Soldier, politician and poet, Hussain Mohammad Ershad is a man who has taken pride in his sense of balance. For almost nine years he managed to maintain his footing in the notoriously slippery ground of Bangladesh politics. Last week, however, the President ran out of ground to stand on. Resigning in a dramatic late-night announcement, he touched off jubilant dancing in the streets by people who viewed his humiliation as poetic justice.

“Ershad is gone, Ershad is gone! Burn his throne!” screamed a flag-waving crowd in Dhaka as firecrackers exploded across the capital. “Catch the thief! Don’t let him go!” chanted other marchers. But Ershad wasn’t going anywhere. He even personally swore in his successor: Shahabuddin Ahmed, chief justice of the Supreme Court, whom opposition leaders had nominated as caretaker President. Said Ershad: “I want peace to return to society.”

The movement to oust the ex-general began in early October. By late November, strikes and demonstrations had reached such fury that Ershad imposed a state of emergency, a stratagem he had used twice before since his seizure of power in 1982.

But the big stick failed to save him this time. Doctors, lawyers, civil servants and merchant seamen refused to work. Journalists and television actors walked off their jobs. Shops remained shuttered, and curfew-defying protesters took to the streets. Said opposition leader Begum Khaleda Zia: “The autocratic Ershad had to surrender to the people’s will.”

Both Khaleda and her partner in the movement’s leadership, Sheik Hasina Wazed, now stand a good chance of ruling their desperately poor, densely ) populated Muslim homeland of 110 million. Hasina, 43, is a daughter of Sheik Mujibur Rahman, the 19-year-old nation’s founding father, while Khaleda, 46, is the widow of Ziaur Rahman, the South Asian country’s military ruler from 1975 to 1981. Both leaders were assassinated in army revolts.

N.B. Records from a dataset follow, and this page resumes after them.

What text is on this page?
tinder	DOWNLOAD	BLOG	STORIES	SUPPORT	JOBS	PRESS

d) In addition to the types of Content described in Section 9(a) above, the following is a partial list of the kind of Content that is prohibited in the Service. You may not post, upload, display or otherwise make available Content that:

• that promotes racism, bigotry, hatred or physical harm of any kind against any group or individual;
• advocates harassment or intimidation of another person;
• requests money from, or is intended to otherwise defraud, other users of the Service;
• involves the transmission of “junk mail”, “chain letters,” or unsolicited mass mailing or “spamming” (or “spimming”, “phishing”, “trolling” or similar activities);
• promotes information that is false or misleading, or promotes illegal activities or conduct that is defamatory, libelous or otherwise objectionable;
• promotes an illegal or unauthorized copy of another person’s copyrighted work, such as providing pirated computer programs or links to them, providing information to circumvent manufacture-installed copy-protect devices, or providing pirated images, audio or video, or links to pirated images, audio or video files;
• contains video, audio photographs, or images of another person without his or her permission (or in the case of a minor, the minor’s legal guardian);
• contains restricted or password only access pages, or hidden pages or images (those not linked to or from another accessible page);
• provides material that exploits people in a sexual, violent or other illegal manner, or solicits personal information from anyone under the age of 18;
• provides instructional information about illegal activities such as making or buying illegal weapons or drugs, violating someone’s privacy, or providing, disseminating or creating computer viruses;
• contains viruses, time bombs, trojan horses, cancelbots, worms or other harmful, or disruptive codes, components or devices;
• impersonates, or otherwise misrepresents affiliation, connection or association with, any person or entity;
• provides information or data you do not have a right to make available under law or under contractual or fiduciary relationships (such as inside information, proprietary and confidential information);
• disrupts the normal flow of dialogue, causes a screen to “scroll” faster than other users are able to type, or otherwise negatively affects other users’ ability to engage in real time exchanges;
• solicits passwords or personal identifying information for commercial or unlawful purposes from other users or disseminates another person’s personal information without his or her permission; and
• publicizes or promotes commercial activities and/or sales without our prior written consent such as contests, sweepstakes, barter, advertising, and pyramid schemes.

Ershad’s exit boosted hopes for democratic succession in a country whose political history has been written in blood. Though he vowed to run for the presidency again, legislators in his own Jatiya Party were resigning last week and even military loyalists encouraged him to go. Scandals, a tyrant’s image and a 50% rise in oil prices since the Persian Gulf crisis broke out sealed his doom. Said one movement leader: “From government officers to ricksha pullers, all were out in the street. It was phenomenal.” It will also be phenomenal if democracy manages to heal a country that was born in a brutal secession from Pakistan in 1971 and has stumbled from coup to coup since.